Frontier Developments latest installment in the legendary gaming franchise has given us the ability to experience worlds in a way that we never thought possible. From staring at hypnotic neutron stars to skimming the surface of a gas giant’s accretion disk, Elite: Dangerous made an incredible first impression.
Unfortunately, the momentum wasn’t sustainable. After the initial surge of excitement over learning the ropes and exploring the universe had passed, the cold and stark reality of life in space quickly set in: there wasn’t much to do aside from make money. The “game” inevitably became a credit grind. Every action became valued in as much as it would pay out.
In a game about progressing toward more powerful and capable spaceships, this makes sense at base.
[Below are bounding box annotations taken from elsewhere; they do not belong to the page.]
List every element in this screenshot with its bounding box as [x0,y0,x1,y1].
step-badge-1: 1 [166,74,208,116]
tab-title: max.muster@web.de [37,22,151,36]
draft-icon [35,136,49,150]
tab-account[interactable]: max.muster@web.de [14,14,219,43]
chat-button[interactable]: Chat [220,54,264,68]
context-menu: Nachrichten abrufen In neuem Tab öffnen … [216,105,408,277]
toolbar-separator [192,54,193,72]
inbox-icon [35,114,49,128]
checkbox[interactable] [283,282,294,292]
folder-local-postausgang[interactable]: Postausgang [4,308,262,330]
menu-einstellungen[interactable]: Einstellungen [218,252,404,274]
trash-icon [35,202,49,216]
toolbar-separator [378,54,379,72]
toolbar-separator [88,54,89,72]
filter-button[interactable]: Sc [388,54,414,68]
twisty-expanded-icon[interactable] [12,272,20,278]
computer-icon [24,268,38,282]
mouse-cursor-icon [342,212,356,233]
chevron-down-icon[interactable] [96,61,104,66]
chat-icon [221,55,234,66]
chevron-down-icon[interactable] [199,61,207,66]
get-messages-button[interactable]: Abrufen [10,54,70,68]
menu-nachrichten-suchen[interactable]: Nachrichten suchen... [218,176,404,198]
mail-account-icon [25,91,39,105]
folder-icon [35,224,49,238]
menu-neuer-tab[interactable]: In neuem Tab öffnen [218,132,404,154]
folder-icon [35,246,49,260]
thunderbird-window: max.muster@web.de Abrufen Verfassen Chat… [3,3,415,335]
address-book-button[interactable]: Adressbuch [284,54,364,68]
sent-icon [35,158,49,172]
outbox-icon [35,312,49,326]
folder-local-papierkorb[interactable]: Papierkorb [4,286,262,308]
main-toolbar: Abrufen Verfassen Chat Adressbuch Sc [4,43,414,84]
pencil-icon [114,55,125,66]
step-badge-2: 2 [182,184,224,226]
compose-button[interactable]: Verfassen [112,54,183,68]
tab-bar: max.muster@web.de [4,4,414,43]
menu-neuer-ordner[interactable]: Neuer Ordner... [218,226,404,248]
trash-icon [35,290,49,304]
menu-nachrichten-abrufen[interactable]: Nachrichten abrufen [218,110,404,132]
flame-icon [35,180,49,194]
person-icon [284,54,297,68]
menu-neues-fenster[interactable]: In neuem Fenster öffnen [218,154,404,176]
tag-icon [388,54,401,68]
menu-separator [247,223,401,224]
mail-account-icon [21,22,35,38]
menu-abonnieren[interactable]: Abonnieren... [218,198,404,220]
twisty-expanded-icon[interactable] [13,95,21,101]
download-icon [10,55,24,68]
What doesn’t make much sense, however, is how long Elite has been released and how little Frontier has done to expand the discoverable narrative within the name.
If you were to spend your time browsing the Elite: Dangerous subreddit, you could arguably receive a more cohesive understanding of the in-game world and story than through playing the game itself.
Between the incredible theories on alien life through xenoarchelology that scores of players contribute to, to massive community events, it certainly sells the image that it’s the community that is keeping the game alive.
Sure, the game features their “GalNet” articles – the fictional news site which reports the happenings from around the human-settled bubble of the Milky Way (and sometimes beyond), but rarely do players want to open a menu and read through paragraphs of texts to figure out what the latest crumb in Frontier’s grand bread-crumbing trail is.
To their credit, Frontier have introduced some excellent quality of life improvements over the last several updates, least of all see their “Engineers” update finally hit a point where a sensible individual would want to partake – prior to the fix, the “upgrades” the engineers would offer were handled by the often apathetic hand of RNGesus.
The game has just dropped their long-awaited update “The Return”, in which the galaxy finally sees the return of the menacing Thargoids, a powerful and mysterious NPC alien race whose motives for coming back to the bubble still remain shrouded in mystery.
Despite the additions of planetary landings, quality of life improvements, multi-crew and other features, Elite still feels as if it proudly bears the “a mile wide, and inch deep” moniker.
Frontier has shown that they’ve no end of interesting ideas to put into the game, now if only they spent more time on finding a way in which to bring them all together.